As she stepped into the airport terminal she had a sudden, hollow feeling in her stomach. She still had not freed herself of the urge to take Timmy with her. She had recognized the madness of the idea as soon as she had formulated it. The whole purpose of this trip had been to bring Timmy under the protection of the authorities. They weren't going to let him disappear again easily. Even if she succeeded in getting him away, it might be exactly the wrong thing to do. It might make her feel as though she had not abandoned him, but Timmy would lose all that money, and with it, the protection. Maybe in ten years he would hate her for it - if he lived ten years. Jane had not even been good enough to keep Mona and Dennis alive. No, Timmy was better off where he was, with the cops and judges and social workers. She was tired, beaten. It was time to go home, stop interfering, and give the world a vacation from Jane Whitefield.

She walked to the counter and bought a ticket for New York City because it was the right direction and there were so many flights that she didn't expect to have to wait long to get moving again. She used a credit card that said Margaret Cerillo. As the man at the counter finished clicking the keys of the computer and waited for the machine to print out the ticket, she noticed his eyes come up, rest on Jane's face for an instant, and then move away too fast. Jane explained, "I had a little car accident yesterday. Some idiot took a wide left turn on La Cienega and plowed right into me." The last time she had looked, the makeup had covered her injuries well enough, but with the heat and the hurry, the scrapes and bruises must be showing through.

"It must have been... painful," said the man.

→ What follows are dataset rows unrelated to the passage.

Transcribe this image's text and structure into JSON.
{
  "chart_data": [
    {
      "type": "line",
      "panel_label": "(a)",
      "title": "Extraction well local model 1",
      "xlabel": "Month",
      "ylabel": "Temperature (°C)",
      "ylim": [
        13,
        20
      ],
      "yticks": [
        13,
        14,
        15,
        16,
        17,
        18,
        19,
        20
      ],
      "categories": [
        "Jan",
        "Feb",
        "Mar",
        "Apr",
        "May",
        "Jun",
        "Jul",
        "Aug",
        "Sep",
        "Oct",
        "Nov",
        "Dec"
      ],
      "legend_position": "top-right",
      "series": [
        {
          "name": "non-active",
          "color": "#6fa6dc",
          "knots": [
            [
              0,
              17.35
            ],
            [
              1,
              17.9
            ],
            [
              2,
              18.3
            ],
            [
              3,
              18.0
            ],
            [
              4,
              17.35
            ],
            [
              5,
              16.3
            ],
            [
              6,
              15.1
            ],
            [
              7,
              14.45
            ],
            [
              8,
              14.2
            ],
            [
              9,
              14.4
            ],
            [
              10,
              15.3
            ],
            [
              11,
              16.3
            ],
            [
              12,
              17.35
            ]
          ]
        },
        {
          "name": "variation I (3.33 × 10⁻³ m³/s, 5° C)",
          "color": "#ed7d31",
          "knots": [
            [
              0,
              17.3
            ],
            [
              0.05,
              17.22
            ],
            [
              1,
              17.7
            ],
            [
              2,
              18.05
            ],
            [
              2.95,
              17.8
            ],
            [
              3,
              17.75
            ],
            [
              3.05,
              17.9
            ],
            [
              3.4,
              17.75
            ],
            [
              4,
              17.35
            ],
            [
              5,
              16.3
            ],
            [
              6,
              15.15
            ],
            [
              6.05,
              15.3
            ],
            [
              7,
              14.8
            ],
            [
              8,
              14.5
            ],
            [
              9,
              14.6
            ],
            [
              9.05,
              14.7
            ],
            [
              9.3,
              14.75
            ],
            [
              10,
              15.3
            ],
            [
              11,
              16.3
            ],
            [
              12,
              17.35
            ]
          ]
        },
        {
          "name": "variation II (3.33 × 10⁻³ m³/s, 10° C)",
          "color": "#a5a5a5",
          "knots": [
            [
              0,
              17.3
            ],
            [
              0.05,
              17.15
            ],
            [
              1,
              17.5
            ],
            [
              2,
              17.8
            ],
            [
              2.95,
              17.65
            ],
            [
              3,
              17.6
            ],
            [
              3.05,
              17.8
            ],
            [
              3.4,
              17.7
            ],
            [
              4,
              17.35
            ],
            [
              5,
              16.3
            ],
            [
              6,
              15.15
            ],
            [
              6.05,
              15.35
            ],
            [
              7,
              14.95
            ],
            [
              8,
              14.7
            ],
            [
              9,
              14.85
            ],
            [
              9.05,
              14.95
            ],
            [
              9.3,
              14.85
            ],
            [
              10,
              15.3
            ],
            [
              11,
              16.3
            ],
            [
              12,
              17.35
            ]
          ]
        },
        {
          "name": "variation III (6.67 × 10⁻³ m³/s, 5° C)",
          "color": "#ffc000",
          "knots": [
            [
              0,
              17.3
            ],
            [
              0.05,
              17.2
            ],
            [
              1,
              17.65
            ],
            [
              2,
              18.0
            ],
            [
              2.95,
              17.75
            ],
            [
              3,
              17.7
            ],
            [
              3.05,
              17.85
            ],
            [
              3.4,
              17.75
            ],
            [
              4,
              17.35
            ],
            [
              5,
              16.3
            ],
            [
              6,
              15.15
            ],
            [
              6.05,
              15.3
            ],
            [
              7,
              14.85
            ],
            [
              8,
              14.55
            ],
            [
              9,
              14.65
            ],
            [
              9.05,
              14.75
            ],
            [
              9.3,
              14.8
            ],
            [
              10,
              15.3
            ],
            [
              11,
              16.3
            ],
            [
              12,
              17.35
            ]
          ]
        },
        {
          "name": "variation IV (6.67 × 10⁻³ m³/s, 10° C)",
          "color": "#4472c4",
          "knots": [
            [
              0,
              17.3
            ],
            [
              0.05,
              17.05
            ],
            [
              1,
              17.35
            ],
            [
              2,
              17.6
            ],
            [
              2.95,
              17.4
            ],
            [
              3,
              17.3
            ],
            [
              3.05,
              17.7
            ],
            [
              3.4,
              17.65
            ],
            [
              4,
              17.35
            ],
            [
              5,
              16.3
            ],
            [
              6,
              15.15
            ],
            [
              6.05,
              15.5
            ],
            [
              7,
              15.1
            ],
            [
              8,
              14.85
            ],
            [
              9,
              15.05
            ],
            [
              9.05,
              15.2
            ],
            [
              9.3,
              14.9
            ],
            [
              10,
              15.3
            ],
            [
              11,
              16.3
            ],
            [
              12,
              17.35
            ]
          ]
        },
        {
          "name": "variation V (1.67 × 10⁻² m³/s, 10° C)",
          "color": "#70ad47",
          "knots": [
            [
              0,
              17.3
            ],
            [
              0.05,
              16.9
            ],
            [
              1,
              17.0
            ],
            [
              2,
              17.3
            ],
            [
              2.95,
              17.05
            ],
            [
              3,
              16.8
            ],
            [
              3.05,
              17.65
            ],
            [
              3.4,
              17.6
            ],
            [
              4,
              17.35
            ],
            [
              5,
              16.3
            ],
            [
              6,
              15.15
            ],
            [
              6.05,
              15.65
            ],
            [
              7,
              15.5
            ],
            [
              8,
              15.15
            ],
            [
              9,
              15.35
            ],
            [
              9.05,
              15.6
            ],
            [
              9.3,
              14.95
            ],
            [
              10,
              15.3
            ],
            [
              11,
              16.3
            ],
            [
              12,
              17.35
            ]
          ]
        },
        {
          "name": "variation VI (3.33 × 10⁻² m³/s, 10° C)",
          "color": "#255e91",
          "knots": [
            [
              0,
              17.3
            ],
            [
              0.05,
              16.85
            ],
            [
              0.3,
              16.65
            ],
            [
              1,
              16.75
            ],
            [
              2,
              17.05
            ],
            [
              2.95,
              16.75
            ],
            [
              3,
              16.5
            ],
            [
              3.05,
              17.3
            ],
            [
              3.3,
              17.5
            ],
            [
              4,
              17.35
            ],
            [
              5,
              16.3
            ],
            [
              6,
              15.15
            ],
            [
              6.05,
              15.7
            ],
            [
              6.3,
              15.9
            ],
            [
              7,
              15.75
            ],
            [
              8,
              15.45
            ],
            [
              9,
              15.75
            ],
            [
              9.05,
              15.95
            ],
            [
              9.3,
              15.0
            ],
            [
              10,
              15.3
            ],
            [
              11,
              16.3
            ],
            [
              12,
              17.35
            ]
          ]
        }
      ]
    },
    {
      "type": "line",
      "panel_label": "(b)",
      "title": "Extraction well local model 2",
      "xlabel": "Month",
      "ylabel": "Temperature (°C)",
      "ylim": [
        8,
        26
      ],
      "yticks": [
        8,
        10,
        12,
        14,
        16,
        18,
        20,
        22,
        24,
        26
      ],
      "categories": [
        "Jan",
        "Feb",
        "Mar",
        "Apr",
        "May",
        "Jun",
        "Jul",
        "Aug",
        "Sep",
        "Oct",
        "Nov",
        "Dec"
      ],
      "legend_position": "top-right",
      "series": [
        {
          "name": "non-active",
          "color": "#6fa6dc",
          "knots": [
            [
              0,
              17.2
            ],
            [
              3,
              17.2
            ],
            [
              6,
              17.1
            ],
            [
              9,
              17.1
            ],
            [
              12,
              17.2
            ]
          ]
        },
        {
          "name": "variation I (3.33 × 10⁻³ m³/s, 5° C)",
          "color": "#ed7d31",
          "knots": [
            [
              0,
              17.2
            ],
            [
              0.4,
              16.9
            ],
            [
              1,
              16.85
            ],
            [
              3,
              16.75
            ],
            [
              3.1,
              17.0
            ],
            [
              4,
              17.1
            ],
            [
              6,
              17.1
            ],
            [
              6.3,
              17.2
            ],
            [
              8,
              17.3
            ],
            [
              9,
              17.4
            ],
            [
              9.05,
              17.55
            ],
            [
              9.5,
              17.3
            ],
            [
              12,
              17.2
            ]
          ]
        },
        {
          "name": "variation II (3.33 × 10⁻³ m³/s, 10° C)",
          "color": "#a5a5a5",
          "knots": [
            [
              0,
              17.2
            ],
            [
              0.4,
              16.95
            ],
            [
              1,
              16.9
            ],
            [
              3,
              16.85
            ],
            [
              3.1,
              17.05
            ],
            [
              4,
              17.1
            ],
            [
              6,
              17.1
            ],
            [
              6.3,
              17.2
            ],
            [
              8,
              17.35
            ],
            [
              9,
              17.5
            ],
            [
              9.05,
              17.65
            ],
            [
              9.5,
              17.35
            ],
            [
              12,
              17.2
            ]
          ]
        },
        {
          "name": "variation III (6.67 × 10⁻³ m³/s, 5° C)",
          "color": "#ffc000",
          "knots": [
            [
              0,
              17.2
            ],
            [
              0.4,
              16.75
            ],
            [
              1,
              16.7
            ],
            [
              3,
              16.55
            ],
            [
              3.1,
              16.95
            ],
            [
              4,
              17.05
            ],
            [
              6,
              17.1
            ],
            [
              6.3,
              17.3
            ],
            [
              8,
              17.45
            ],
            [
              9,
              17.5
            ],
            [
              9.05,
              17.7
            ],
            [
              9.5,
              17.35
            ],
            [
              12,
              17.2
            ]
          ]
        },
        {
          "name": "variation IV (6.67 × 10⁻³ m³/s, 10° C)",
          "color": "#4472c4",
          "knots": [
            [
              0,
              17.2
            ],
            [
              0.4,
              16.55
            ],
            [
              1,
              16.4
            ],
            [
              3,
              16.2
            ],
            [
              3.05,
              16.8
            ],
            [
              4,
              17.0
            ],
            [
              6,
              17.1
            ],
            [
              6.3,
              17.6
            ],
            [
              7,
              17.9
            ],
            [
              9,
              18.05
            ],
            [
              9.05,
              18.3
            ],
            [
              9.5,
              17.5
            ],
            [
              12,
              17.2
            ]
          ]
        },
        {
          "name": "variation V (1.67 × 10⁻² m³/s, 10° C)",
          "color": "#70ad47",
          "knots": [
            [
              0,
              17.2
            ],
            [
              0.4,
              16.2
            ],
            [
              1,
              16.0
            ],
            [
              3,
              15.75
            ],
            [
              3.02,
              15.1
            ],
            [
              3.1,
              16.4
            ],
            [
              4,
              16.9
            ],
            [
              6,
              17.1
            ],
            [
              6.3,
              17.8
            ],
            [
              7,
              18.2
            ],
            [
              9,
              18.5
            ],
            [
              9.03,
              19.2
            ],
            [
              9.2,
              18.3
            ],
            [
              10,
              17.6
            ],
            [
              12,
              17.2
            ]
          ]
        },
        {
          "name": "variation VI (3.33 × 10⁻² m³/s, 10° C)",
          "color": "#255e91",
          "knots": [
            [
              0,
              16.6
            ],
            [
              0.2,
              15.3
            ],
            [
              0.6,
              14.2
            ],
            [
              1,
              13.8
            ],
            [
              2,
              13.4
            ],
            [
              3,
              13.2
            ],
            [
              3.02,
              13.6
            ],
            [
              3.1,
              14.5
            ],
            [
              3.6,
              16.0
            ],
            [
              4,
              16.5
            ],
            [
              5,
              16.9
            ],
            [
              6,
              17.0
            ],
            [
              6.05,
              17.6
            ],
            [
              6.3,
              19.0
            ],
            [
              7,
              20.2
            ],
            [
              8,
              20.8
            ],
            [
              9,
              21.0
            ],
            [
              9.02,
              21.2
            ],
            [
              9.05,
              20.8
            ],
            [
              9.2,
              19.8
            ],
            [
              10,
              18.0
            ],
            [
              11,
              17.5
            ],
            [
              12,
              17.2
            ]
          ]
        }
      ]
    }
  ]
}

"Pretty bad," said Jane. She took the ticket and credit card and walked up the escalator and through the row of metal detectors. She kept going along the concourse until she found an airport shop that had a big display of cosmetics. She selected an opaque foundation that matched her skin tone and some powder and eye shadow. When she caught a glimpse of herself in the mirror at the top of a revolving display, she reached below it and picked out a pair of sunglasses with brown-tinted lenses. Then she took her purchases with her into the ladies' room. Her face was still hot and tender from the punches she had taken, and her right hand was aching from the hard blows she had given the men in the hallway, but a little discomfort was better than being noticed.